The important proof of convergence for extension of ADMM beyond two-block convex minimization problems were unclear until 2016. In [14] it was shown that ADMM may actually fail to converge for blocks greater than or equal to three via a simple three block counterexample. To resolve the issue, a popular method called the randomized block-coordinate descent (RBCD) method was first developed for a class of unconstrained composite minimization problems [15], [16]. Subsequently, a variety of randomized strategies have been investigated to tackle multi-block optimization problems. More recent attempts can be found in [17], [18], [19], [20]. At the same time, many blockwise techniques and splitting methods for solving the constrained composite optimization problem have also been developed for separable optimization problems with applications in signal and imaging processing, machine learning, statistics, and engineering [21], [14], [22], [23], [24], [25], [26], [27], [28]. Indeed, numerous experiments have demonstrated that they are powerful for solving large-scale optimization problems arising in machine learning [15], [16], [29]. Among different randomized techniques, the randomly permuted alternating direction method (RP-ADMM) of multipliers developed in [30], [31] is noticeably important, which is convergent in expectation for cases with blocks greater than or equal to three for nonseparable quadratic programming problems, under the condition that the block diagonal matrix related to the coefficient matrices of objective and constraint is positive definite.

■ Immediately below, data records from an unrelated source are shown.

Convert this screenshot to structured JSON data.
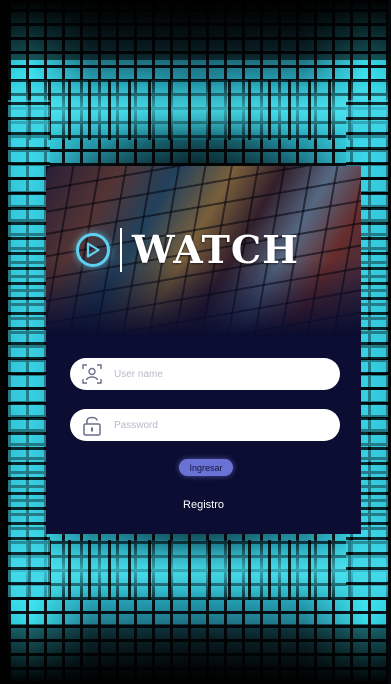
{
  "app": {
    "logo_text": "WATCH"
  },
  "login": {
    "username_placeholder": "User name",
    "password_placeholder": "Password",
    "submit_label": "Ingresar",
    "register_label": "Registro"
  },
  "icons": {
    "logo": "play-circle-icon",
    "username": "user-scan-icon",
    "password": "lock-icon"
  },
  "colors": {
    "card_background": "#0b0d33",
    "accent_cyan": "#5fd0f0",
    "button": "#6b72d6",
    "tile_glow": "#3bd0e2"
  }
}
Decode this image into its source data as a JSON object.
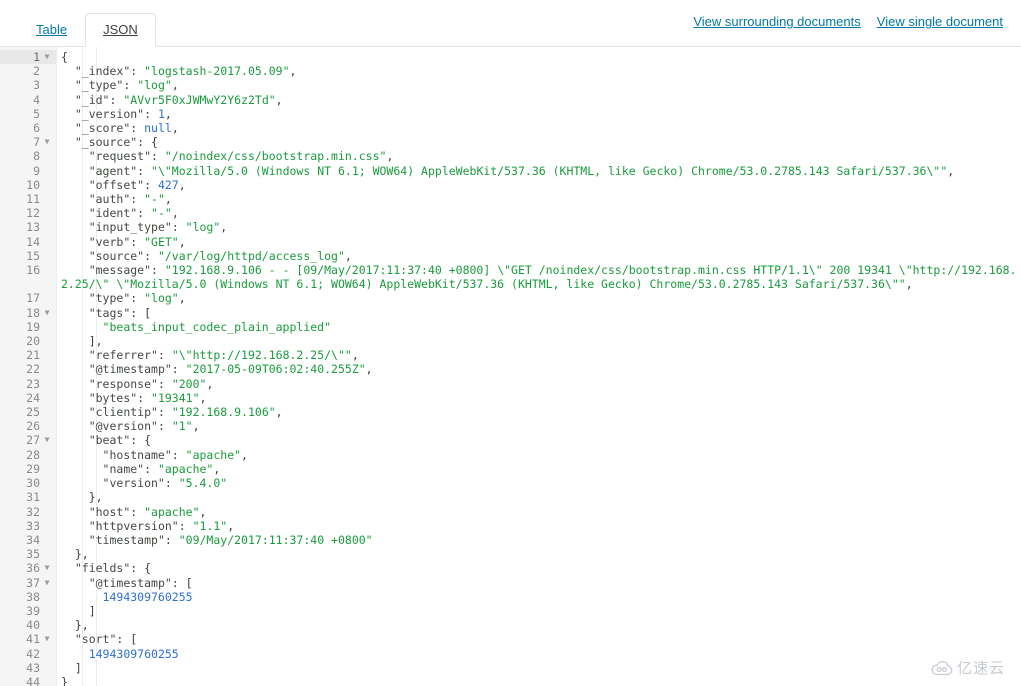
{
  "tabs": [
    {
      "label": "Table",
      "active": false
    },
    {
      "label": "JSON",
      "active": true
    }
  ],
  "header": {
    "links": [
      "View surrounding documents",
      "View single document"
    ]
  },
  "colors": {
    "link": "#0079a5",
    "key": "#434a42",
    "string": "#1a9b3d",
    "number": "#2f6fd0",
    "gutter_bg": "#f5f5f5",
    "active_line_bg": "#e8e8e8"
  },
  "editor": {
    "total_lines": 44,
    "active_line": 1,
    "fold_markers": [
      1,
      7,
      18,
      27,
      36,
      37,
      41
    ],
    "lines": [
      {
        "num": 1,
        "indent": 0,
        "tokens": [
          {
            "t": "p",
            "v": "{"
          }
        ]
      },
      {
        "num": 2,
        "indent": 1,
        "tokens": [
          {
            "t": "k",
            "v": "\"_index\""
          },
          {
            "t": "p",
            "v": ": "
          },
          {
            "t": "s",
            "v": "\"logstash-2017.05.09\""
          },
          {
            "t": "p",
            "v": ","
          }
        ]
      },
      {
        "num": 3,
        "indent": 1,
        "tokens": [
          {
            "t": "k",
            "v": "\"_type\""
          },
          {
            "t": "p",
            "v": ": "
          },
          {
            "t": "s",
            "v": "\"log\""
          },
          {
            "t": "p",
            "v": ","
          }
        ]
      },
      {
        "num": 4,
        "indent": 1,
        "tokens": [
          {
            "t": "k",
            "v": "\"_id\""
          },
          {
            "t": "p",
            "v": ": "
          },
          {
            "t": "s",
            "v": "\"AVvr5F0xJWMwY2Y6z2Td\""
          },
          {
            "t": "p",
            "v": ","
          }
        ]
      },
      {
        "num": 5,
        "indent": 1,
        "tokens": [
          {
            "t": "k",
            "v": "\"_version\""
          },
          {
            "t": "p",
            "v": ": "
          },
          {
            "t": "n",
            "v": "1"
          },
          {
            "t": "p",
            "v": ","
          }
        ]
      },
      {
        "num": 6,
        "indent": 1,
        "tokens": [
          {
            "t": "k",
            "v": "\"_score\""
          },
          {
            "t": "p",
            "v": ": "
          },
          {
            "t": "n",
            "v": "null"
          },
          {
            "t": "p",
            "v": ","
          }
        ]
      },
      {
        "num": 7,
        "indent": 1,
        "tokens": [
          {
            "t": "k",
            "v": "\"_source\""
          },
          {
            "t": "p",
            "v": ": {"
          }
        ]
      },
      {
        "num": 8,
        "indent": 2,
        "tokens": [
          {
            "t": "k",
            "v": "\"request\""
          },
          {
            "t": "p",
            "v": ": "
          },
          {
            "t": "s",
            "v": "\"/noindex/css/bootstrap.min.css\""
          },
          {
            "t": "p",
            "v": ","
          }
        ]
      },
      {
        "num": 9,
        "indent": 2,
        "tokens": [
          {
            "t": "k",
            "v": "\"agent\""
          },
          {
            "t": "p",
            "v": ": "
          },
          {
            "t": "s",
            "v": "\"\\\"Mozilla/5.0 (Windows NT 6.1; WOW64) AppleWebKit/537.36 (KHTML, like Gecko) Chrome/53.0.2785.143 Safari/537.36\\\"\""
          },
          {
            "t": "p",
            "v": ","
          }
        ]
      },
      {
        "num": 10,
        "indent": 2,
        "tokens": [
          {
            "t": "k",
            "v": "\"offset\""
          },
          {
            "t": "p",
            "v": ": "
          },
          {
            "t": "n",
            "v": "427"
          },
          {
            "t": "p",
            "v": ","
          }
        ]
      },
      {
        "num": 11,
        "indent": 2,
        "tokens": [
          {
            "t": "k",
            "v": "\"auth\""
          },
          {
            "t": "p",
            "v": ": "
          },
          {
            "t": "s",
            "v": "\"-\""
          },
          {
            "t": "p",
            "v": ","
          }
        ]
      },
      {
        "num": 12,
        "indent": 2,
        "tokens": [
          {
            "t": "k",
            "v": "\"ident\""
          },
          {
            "t": "p",
            "v": ": "
          },
          {
            "t": "s",
            "v": "\"-\""
          },
          {
            "t": "p",
            "v": ","
          }
        ]
      },
      {
        "num": 13,
        "indent": 2,
        "tokens": [
          {
            "t": "k",
            "v": "\"input_type\""
          },
          {
            "t": "p",
            "v": ": "
          },
          {
            "t": "s",
            "v": "\"log\""
          },
          {
            "t": "p",
            "v": ","
          }
        ]
      },
      {
        "num": 14,
        "indent": 2,
        "tokens": [
          {
            "t": "k",
            "v": "\"verb\""
          },
          {
            "t": "p",
            "v": ": "
          },
          {
            "t": "s",
            "v": "\"GET\""
          },
          {
            "t": "p",
            "v": ","
          }
        ]
      },
      {
        "num": 15,
        "indent": 2,
        "tokens": [
          {
            "t": "k",
            "v": "\"source\""
          },
          {
            "t": "p",
            "v": ": "
          },
          {
            "t": "s",
            "v": "\"/var/log/httpd/access_log\""
          },
          {
            "t": "p",
            "v": ","
          }
        ]
      },
      {
        "num": 16,
        "indent": 2,
        "tokens": [
          {
            "t": "k",
            "v": "\"message\""
          },
          {
            "t": "p",
            "v": ": "
          },
          {
            "t": "s",
            "v": "\"192.168.9.106 - - [09/May/2017:11:37:40 +0800] \\\"GET /noindex/css/bootstrap.min.css HTTP/1.1\\\" 200 19341 \\\"http://192.168.2.25/\\\" \\\"Mozilla/5.0 (Windows NT 6.1; WOW64) AppleWebKit/537.36 (KHTML, like Gecko) Chrome/53.0.2785.143 Safari/537.36\\\"\""
          },
          {
            "t": "p",
            "v": ","
          }
        ]
      },
      {
        "num": 17,
        "indent": 2,
        "tokens": [
          {
            "t": "k",
            "v": "\"type\""
          },
          {
            "t": "p",
            "v": ": "
          },
          {
            "t": "s",
            "v": "\"log\""
          },
          {
            "t": "p",
            "v": ","
          }
        ]
      },
      {
        "num": 18,
        "indent": 2,
        "tokens": [
          {
            "t": "k",
            "v": "\"tags\""
          },
          {
            "t": "p",
            "v": ": ["
          }
        ]
      },
      {
        "num": 19,
        "indent": 3,
        "tokens": [
          {
            "t": "s",
            "v": "\"beats_input_codec_plain_applied\""
          }
        ]
      },
      {
        "num": 20,
        "indent": 2,
        "tokens": [
          {
            "t": "p",
            "v": "],"
          }
        ]
      },
      {
        "num": 21,
        "indent": 2,
        "tokens": [
          {
            "t": "k",
            "v": "\"referrer\""
          },
          {
            "t": "p",
            "v": ": "
          },
          {
            "t": "s",
            "v": "\"\\\"http://192.168.2.25/\\\"\""
          },
          {
            "t": "p",
            "v": ","
          }
        ]
      },
      {
        "num": 22,
        "indent": 2,
        "tokens": [
          {
            "t": "k",
            "v": "\"@timestamp\""
          },
          {
            "t": "p",
            "v": ": "
          },
          {
            "t": "s",
            "v": "\"2017-05-09T06:02:40.255Z\""
          },
          {
            "t": "p",
            "v": ","
          }
        ]
      },
      {
        "num": 23,
        "indent": 2,
        "tokens": [
          {
            "t": "k",
            "v": "\"response\""
          },
          {
            "t": "p",
            "v": ": "
          },
          {
            "t": "s",
            "v": "\"200\""
          },
          {
            "t": "p",
            "v": ","
          }
        ]
      },
      {
        "num": 24,
        "indent": 2,
        "tokens": [
          {
            "t": "k",
            "v": "\"bytes\""
          },
          {
            "t": "p",
            "v": ": "
          },
          {
            "t": "s",
            "v": "\"19341\""
          },
          {
            "t": "p",
            "v": ","
          }
        ]
      },
      {
        "num": 25,
        "indent": 2,
        "tokens": [
          {
            "t": "k",
            "v": "\"clientip\""
          },
          {
            "t": "p",
            "v": ": "
          },
          {
            "t": "s",
            "v": "\"192.168.9.106\""
          },
          {
            "t": "p",
            "v": ","
          }
        ]
      },
      {
        "num": 26,
        "indent": 2,
        "tokens": [
          {
            "t": "k",
            "v": "\"@version\""
          },
          {
            "t": "p",
            "v": ": "
          },
          {
            "t": "s",
            "v": "\"1\""
          },
          {
            "t": "p",
            "v": ","
          }
        ]
      },
      {
        "num": 27,
        "indent": 2,
        "tokens": [
          {
            "t": "k",
            "v": "\"beat\""
          },
          {
            "t": "p",
            "v": ": {"
          }
        ]
      },
      {
        "num": 28,
        "indent": 3,
        "tokens": [
          {
            "t": "k",
            "v": "\"hostname\""
          },
          {
            "t": "p",
            "v": ": "
          },
          {
            "t": "s",
            "v": "\"apache\""
          },
          {
            "t": "p",
            "v": ","
          }
        ]
      },
      {
        "num": 29,
        "indent": 3,
        "tokens": [
          {
            "t": "k",
            "v": "\"name\""
          },
          {
            "t": "p",
            "v": ": "
          },
          {
            "t": "s",
            "v": "\"apache\""
          },
          {
            "t": "p",
            "v": ","
          }
        ]
      },
      {
        "num": 30,
        "indent": 3,
        "tokens": [
          {
            "t": "k",
            "v": "\"version\""
          },
          {
            "t": "p",
            "v": ": "
          },
          {
            "t": "s",
            "v": "\"5.4.0\""
          }
        ]
      },
      {
        "num": 31,
        "indent": 2,
        "tokens": [
          {
            "t": "p",
            "v": "},"
          }
        ]
      },
      {
        "num": 32,
        "indent": 2,
        "tokens": [
          {
            "t": "k",
            "v": "\"host\""
          },
          {
            "t": "p",
            "v": ": "
          },
          {
            "t": "s",
            "v": "\"apache\""
          },
          {
            "t": "p",
            "v": ","
          }
        ]
      },
      {
        "num": 33,
        "indent": 2,
        "tokens": [
          {
            "t": "k",
            "v": "\"httpversion\""
          },
          {
            "t": "p",
            "v": ": "
          },
          {
            "t": "s",
            "v": "\"1.1\""
          },
          {
            "t": "p",
            "v": ","
          }
        ]
      },
      {
        "num": 34,
        "indent": 2,
        "tokens": [
          {
            "t": "k",
            "v": "\"timestamp\""
          },
          {
            "t": "p",
            "v": ": "
          },
          {
            "t": "s",
            "v": "\"09/May/2017:11:37:40 +0800\""
          }
        ]
      },
      {
        "num": 35,
        "indent": 1,
        "tokens": [
          {
            "t": "p",
            "v": "},"
          }
        ]
      },
      {
        "num": 36,
        "indent": 1,
        "tokens": [
          {
            "t": "k",
            "v": "\"fields\""
          },
          {
            "t": "p",
            "v": ": {"
          }
        ]
      },
      {
        "num": 37,
        "indent": 2,
        "tokens": [
          {
            "t": "k",
            "v": "\"@timestamp\""
          },
          {
            "t": "p",
            "v": ": ["
          }
        ]
      },
      {
        "num": 38,
        "indent": 3,
        "tokens": [
          {
            "t": "n",
            "v": "1494309760255"
          }
        ]
      },
      {
        "num": 39,
        "indent": 2,
        "tokens": [
          {
            "t": "p",
            "v": "]"
          }
        ]
      },
      {
        "num": 40,
        "indent": 1,
        "tokens": [
          {
            "t": "p",
            "v": "},"
          }
        ]
      },
      {
        "num": 41,
        "indent": 1,
        "tokens": [
          {
            "t": "k",
            "v": "\"sort\""
          },
          {
            "t": "p",
            "v": ": ["
          }
        ]
      },
      {
        "num": 42,
        "indent": 2,
        "tokens": [
          {
            "t": "n",
            "v": "1494309760255"
          }
        ]
      },
      {
        "num": 43,
        "indent": 1,
        "tokens": [
          {
            "t": "p",
            "v": "]"
          }
        ]
      },
      {
        "num": 44,
        "indent": 0,
        "tokens": [
          {
            "t": "p",
            "v": "}"
          }
        ]
      }
    ]
  },
  "watermark": {
    "text": "亿速云",
    "icon": "cloud-icon"
  }
}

In this paper, we propose a new distributed LCMV beamformer design method based on augmented Lagrangian method together with the blockwise technique. The LCMV beamformer design is formulated into a blockwise optimization problem with each block related to a specific node. Then a simple but efficient alternative iteration algorithm is proposed to solve the problem by employing the RP-ADMM. This method transforms the original optimization problem into a class of sequential subproblems, and then distributes the computational workload to each node of the sensor array. It obtains a great reduction in the computational complexity and makes parallel computing achievable. Another contribution of this paper is to show that the proposed method is applicable to cases with blocks bigger than 3. In establishing the expected convergence of the proposed algorithm, we prove that the necessary condition for convergence is satisfied without further assumption. Finally, the complexity of the proposed distributed LCMV is discussed and compared with the centralized LCMV via both theoretical and numerical analysis.

The outline of this paper is as follows. In Section 2, we describe the LCMV beamformer design problem and introduce an iteration algorithm based on augmented Lagrangian method. In Section 3, we present the blockwise framework for the D-LCMV beamformer design, as well as the algorithm and the convergence analysis. In Section 4, we describe the application of the proposed algorithm for wireless acoustic sensor network and provide experimental results for evaluation. Conclusions are drawn in Section 5.